Using the illustrations below, I’ve detailed the major steps of RLE using a microincisional procedure, phacoemulsification (ultrasonic lens removal), and a foldable lens implant that is injected into the eye using a lens implant injector. The procedure demonstrates basic principles only. Eye surgeons use many variations of the general theme, even from one case to another, depending on their own surgical preferences.
The most commonly used RLE incision is about 3 millimeters in size – just about one-eighth of an inch! Because of the careful construction of this incision and its small size, the incision is generally self-sealing. This translates to a “no-stitch” type operation.

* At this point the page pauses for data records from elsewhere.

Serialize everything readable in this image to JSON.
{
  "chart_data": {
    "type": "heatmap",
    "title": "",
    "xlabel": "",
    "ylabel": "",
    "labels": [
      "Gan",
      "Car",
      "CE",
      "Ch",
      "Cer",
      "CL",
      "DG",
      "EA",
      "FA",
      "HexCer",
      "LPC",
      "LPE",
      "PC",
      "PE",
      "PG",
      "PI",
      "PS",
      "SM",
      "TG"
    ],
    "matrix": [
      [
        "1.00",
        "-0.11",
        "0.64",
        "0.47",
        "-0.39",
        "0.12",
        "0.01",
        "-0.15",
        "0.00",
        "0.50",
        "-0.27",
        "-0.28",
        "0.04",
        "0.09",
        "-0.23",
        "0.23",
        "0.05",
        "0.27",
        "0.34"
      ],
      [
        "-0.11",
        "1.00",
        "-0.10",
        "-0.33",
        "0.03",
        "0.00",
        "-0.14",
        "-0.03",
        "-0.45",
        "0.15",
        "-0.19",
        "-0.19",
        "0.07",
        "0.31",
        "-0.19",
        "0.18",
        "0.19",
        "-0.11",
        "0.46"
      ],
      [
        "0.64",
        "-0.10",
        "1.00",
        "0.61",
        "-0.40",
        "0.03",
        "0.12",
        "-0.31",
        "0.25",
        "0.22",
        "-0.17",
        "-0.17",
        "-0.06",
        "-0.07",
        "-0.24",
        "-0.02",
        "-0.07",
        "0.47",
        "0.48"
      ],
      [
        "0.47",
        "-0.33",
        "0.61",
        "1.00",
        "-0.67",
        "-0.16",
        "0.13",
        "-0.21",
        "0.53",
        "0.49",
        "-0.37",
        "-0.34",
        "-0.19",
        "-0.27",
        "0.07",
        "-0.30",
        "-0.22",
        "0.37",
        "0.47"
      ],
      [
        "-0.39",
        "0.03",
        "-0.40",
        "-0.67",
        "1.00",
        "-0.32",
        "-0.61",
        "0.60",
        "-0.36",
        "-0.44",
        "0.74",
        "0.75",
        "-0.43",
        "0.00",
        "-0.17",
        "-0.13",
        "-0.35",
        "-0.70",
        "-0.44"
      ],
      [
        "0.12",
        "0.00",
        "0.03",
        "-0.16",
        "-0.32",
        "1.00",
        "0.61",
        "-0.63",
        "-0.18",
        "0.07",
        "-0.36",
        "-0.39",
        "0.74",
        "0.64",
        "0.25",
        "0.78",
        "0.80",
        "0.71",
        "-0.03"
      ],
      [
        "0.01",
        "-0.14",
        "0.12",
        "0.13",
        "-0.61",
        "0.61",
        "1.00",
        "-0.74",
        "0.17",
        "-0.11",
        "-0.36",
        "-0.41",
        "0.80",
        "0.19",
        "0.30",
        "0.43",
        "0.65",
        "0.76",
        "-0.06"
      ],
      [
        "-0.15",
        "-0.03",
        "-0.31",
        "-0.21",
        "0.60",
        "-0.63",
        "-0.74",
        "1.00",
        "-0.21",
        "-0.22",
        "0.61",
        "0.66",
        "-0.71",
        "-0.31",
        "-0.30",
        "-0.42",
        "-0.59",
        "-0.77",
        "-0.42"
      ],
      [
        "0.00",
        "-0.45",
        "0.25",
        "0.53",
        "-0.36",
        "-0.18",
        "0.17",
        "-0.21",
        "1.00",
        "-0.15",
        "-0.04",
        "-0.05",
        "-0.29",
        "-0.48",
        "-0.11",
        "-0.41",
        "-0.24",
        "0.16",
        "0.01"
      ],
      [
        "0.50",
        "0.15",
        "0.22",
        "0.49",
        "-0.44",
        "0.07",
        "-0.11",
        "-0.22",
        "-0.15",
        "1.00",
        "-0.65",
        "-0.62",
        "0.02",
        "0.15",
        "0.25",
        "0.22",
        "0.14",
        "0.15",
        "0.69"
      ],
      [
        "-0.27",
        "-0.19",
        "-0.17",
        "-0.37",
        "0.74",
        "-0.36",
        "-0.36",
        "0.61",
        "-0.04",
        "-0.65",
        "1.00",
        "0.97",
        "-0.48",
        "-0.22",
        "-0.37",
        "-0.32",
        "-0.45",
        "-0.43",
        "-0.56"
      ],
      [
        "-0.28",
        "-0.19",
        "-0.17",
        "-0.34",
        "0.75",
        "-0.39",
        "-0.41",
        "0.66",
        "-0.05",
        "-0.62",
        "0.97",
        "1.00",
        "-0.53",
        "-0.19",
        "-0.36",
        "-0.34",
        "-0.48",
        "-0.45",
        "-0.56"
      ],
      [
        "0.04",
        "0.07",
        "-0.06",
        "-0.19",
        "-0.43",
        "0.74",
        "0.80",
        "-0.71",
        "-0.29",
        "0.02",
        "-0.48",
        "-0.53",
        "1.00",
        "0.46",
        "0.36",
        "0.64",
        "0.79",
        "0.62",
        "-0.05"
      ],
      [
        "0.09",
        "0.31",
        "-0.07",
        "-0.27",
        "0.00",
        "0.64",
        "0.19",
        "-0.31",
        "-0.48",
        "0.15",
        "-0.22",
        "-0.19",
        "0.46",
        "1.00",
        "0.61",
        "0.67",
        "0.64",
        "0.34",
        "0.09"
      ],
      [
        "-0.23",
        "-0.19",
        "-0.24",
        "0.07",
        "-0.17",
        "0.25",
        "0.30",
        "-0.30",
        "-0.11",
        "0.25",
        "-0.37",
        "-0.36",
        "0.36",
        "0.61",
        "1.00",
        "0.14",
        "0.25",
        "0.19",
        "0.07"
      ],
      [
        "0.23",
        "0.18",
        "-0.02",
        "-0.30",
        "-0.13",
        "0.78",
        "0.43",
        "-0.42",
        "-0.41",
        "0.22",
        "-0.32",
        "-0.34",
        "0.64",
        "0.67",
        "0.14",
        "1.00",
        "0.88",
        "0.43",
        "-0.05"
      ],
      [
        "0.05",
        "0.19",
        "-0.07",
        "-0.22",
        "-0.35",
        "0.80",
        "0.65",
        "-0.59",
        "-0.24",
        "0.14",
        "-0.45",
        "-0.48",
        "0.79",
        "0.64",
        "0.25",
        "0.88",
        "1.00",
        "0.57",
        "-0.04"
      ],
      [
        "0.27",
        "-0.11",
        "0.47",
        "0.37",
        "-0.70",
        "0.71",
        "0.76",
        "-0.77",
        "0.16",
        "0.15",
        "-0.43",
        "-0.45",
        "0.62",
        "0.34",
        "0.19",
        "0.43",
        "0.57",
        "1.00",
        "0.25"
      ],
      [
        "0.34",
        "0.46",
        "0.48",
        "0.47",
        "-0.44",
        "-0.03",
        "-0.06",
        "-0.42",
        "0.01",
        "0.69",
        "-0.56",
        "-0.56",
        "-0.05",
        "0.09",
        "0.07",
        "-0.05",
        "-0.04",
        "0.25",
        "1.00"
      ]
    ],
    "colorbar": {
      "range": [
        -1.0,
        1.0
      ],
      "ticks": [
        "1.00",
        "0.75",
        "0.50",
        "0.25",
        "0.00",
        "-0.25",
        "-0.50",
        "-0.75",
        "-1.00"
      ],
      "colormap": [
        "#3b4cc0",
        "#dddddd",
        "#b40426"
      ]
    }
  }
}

Phacoemulsification is the aspect of the procedure in which ultrasonic vibrations are used to break the natural lens into smaller fragments. These fragments are then aspirated from the eye using the same instrumentation.
Lens Cortex Removal
Once the denser nucleus has been removed, the softer peripheral cortex is removed with the assistance of an irrigation/aspiration handpiece. The backside (posterior) aspect of the capsule is left intact when possible to help support the lens (IOL) implant.
In the next step, the surgeon gains access to the natural lens by creating an opening in the capsule, which is the ultra-thin membrane (about 4 thousandths of a millimeter thick) that surrounds the natural lens. The surgeon must manipulate instruments inside the anterior chamber, a space that is only about 1/8th of an inch deep.
The surgeon may elect to create grooves in the natural lens, and subsequently break the lens into smaller pieces using the phacoemulsification tip and a second instrument passed through a smaller “side-port” incision.
This lateral view of the IOL implant shows the lens within the “capsular bag,” which is the desired location. This position is the same as that of the natural lens (or cataract, when present) of the eye and, therefore, is generally well tolerated and also provides the most optimal visual results. At this stage, the cataract operation with IOL implantation is complete.
Potential Risks and Complications of RLE
Today, cataract surgery is one of the most successful procedures in all of medicine. Refractive lens exchange should enjoy the same or perhaps even greater success, given that the procedures are practically identical. However, complications will still occasionally occur and may range from devastating visual loss to minor inflammation in the eye. In general, the risk of severe visual loss is very rare, but may occur (as with virtually any procedure) as a result of infection or bleeding inside the eye, or even retinal detachment, the latter of which may occur months or years after a perfectly successful RLE procedure. Most complications are minor, such as swelling of the cornea or retina, increased pressure in the eye, and droopy eyelid. These complications nearly always resolve with medications and continued healing time.